Lotus - surviving life & remaining pure to urself

Saturday, December 06, 2008

This work & relationship

It got me thinking, how many actually survived?

You must be getting bored with all these conundrum and orgy of self-pity and whinings. I told you, I am the emotionally-wreck one. (Our bunch of STs: K is the moaner and highly stressed one,D always the grumpy disgruntled one, S is med-staffing hater, M is new, still shell-shocked with how bad A&E is & M2 is the survivor - you know when things are so bad you just end up in crying/laughing mode).

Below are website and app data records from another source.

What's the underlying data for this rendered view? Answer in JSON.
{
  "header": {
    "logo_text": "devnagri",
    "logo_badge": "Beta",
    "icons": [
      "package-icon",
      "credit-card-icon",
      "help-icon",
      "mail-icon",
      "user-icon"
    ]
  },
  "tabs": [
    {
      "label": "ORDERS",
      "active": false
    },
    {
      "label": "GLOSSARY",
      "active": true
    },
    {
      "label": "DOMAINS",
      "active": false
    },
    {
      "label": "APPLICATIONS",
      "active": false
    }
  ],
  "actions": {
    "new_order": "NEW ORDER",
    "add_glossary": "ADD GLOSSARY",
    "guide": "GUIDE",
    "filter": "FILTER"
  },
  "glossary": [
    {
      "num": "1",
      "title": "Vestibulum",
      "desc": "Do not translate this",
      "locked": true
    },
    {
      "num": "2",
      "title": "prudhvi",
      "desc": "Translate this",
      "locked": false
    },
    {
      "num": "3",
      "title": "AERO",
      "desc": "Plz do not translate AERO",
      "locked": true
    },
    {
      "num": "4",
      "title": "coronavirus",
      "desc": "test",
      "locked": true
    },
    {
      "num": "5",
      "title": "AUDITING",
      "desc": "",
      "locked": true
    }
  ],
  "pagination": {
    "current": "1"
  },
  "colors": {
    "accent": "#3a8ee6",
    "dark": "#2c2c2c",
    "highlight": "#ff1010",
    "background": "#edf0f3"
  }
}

I am not gonna kid myself; its damned hard. I already feel burnt out,feel rotten inside out, so weary with the travelling to & fro island and mainland and all I am looking forward to is a holiday. As J put it, this feeling can only possibly get worse and worse as you climbed up the ladder, your responsibility getting bigger and bigger and somehow someway we all survived. God saves your soul.Somewhere in between, there is a sweet rewarding feeling when your patients survive their ordeal.

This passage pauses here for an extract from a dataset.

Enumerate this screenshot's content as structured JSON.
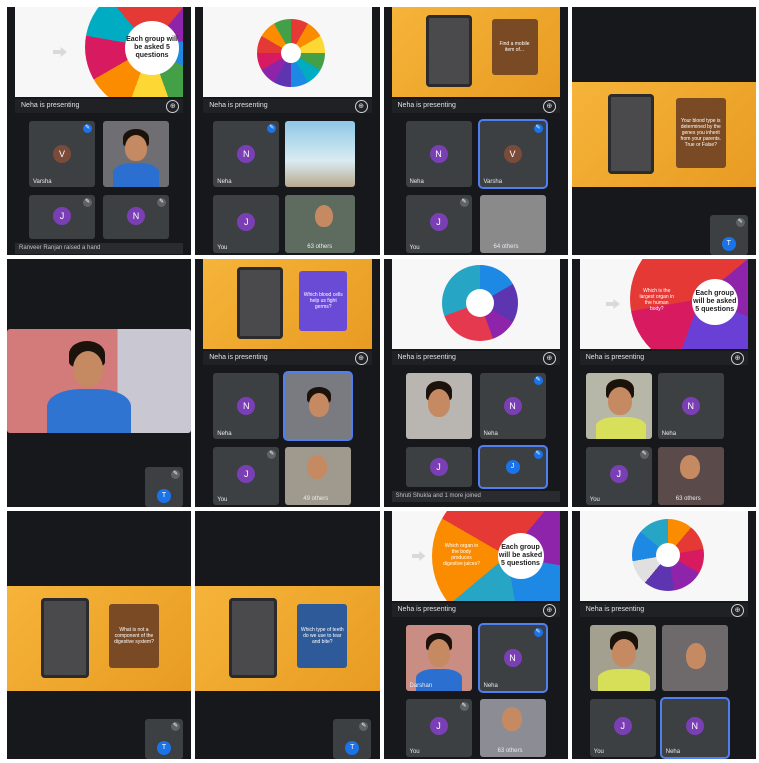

I used to think when I was a HO, all I need to worry is in-patients work. Now, I inpatients/outpatients/GP referral/mucked-up clinical cases/teaching med students & HO/M&M meeting/guidelines & audits/cardiorespiratory results etc... all piling up. The secretary still hasn't type out at least 50 of my clinics/discharge letters/referral and I am tired of hassling her.

Like D, who is so committed to his haematology. He really stayed, make the extra miles to care for his patients throughout their leukaemia ordeal, from diagnosis to complications to their death. All the while, he rarely managed to see his wife who worked the crazy hours of OBG.

Now, let me just cry in the corner thinking about our upcoming 5th wedding anniversary. There is no flight/boat on Christmas day and me working on boxing day.